I’ve started the year 2023 listening a lot, reading almost as much and writing a little less. But publishing nothing. Because the outlook was not right for it. So much to talk about, so much to listen to, so much to say and not knowing how or why.
By Iñaki Chaves
Almost everything that is happening seems to be meaningless nonsense that we pursue without a destination. Because our objective does not depend on how or where we sail, but on the storms that accompany us on the voyage until we reach port.
We are hit by news that takes our breath away, or should take it away; events that shatter the few schemes we had left; policies that rob us of hard-won freedoms, and economies that ruin the rights we have won in a thousand struggles.
In between, however, there are some pleasant surprises that not only make us happy for what they mean but also because they show us that we still have the capacity to surprise ourselves.
Life goes on, the world turns and reality keeps hitting us. But there we are, unperturbed by the screens that dazzle us and sell what we can’t buy; impassive in front of the news that exhausts us because we no longer know if they are what they say they are, and indifferent at the end of a story, the story of all of us, which is being written with everything we tell and are told, but which counts less and less on us.

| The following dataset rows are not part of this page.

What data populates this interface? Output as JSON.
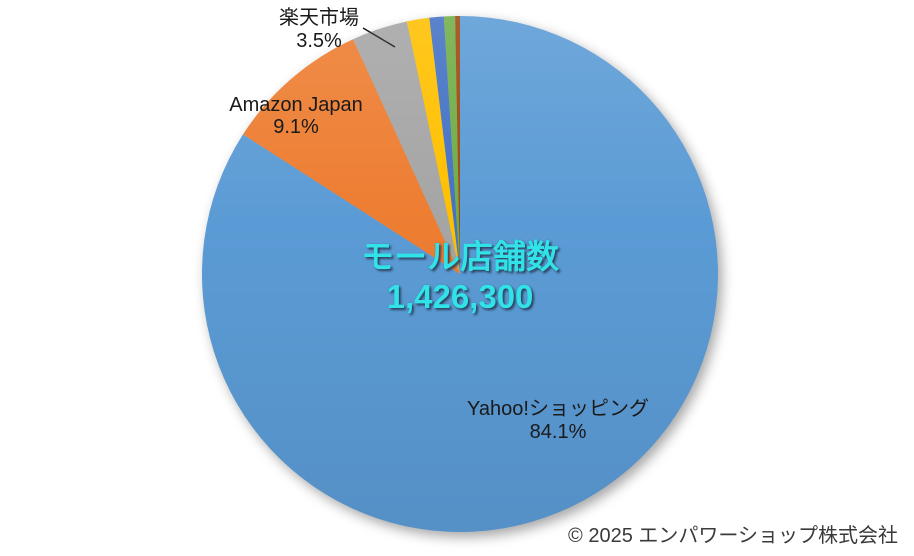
{
  "chart_data": {
    "type": "pie",
    "title": "モール店舗数",
    "total_label": "1,426,300",
    "start_angle_deg": 0,
    "direction": "clockwise",
    "slices": [
      {
        "label": "Yahoo!ショッピング",
        "pct": 84.1,
        "color": "#5B9BD5"
      },
      {
        "label": "Amazon Japan",
        "pct": 9.1,
        "color": "#ED7D31"
      },
      {
        "label": "楽天市場",
        "pct": 3.5,
        "color": "#A5A5A5"
      },
      {
        "label": "",
        "pct": 1.4,
        "color": "#FFC000"
      },
      {
        "label": "",
        "pct": 0.9,
        "color": "#4472C4"
      },
      {
        "label": "",
        "pct": 0.7,
        "color": "#70AD47"
      },
      {
        "label": "",
        "pct": 0.3,
        "color": "#9E480E"
      }
    ],
    "legend": "none",
    "labels_shown_on_chart": true
  },
  "labels": {
    "rakuten": {
      "name": "楽天市場",
      "pct": "3.5%"
    },
    "amazon": {
      "name": "Amazon Japan",
      "pct": "9.1%"
    },
    "yahoo": {
      "name": "Yahoo!ショッピング",
      "pct": "84.1%"
    },
    "center": {
      "title": "モール店舗数",
      "value": "1,426,300"
    }
  },
  "footer": {
    "copyright": "© 2025 エンパワーショップ株式会社"
  },
  "colors": {
    "center_text": "#31E3E9",
    "label_text": "#1A1A1A",
    "leader_line": "#1A1A1A"
  }
}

This new year is teaching us, in its few days, that living is still the most difficult thing in life, especially if we want to live it with dignity and in peace. That the death toll should at least scare us to death. But not only those of war, which seems to be the only one that hides the others, but also the other deaths: those that covid-19 continues to cause, along with the lives cut short by the lack of personnel and resources in health care; the people that hunger continues to kill; those that our fellow human beings cause us for thinking or acting differently, or those that are close ones cause us through jealousy, envy, hatred or indifference.
To all of these, we must add those that can be caused by a lack of attention and investment in education or culture. Yes, because the absence of these makes us more vulnerable to the scythe of unpunished criminal capitalism, ‘legal’ fascism, labour exploitation, forced and illusory migrations, ultra-religious beliefs, repressed freedoms and curtailed rights.
We are just beginning, but I feel that in the face of so much nonsense, this 2023 is going to need a lot of attention, with all senses. Because it seems that we don’t know how to listen, or look, or touch, or speak, or taste… let alone feel. Life, which is a continuous learning process, is leaving us without knowing what we have learned or what we have experienced.
What months ago was applause has now become whistles and dismissals.
What days ago, was confidence, this week will be suspicion.
Yesterday was peace, today is another war.
So, in the face of what awaits us, let us not lose our wits or our will to live. And above all, let us keep the most important of our senses, which is not common sense, but a sense of humour.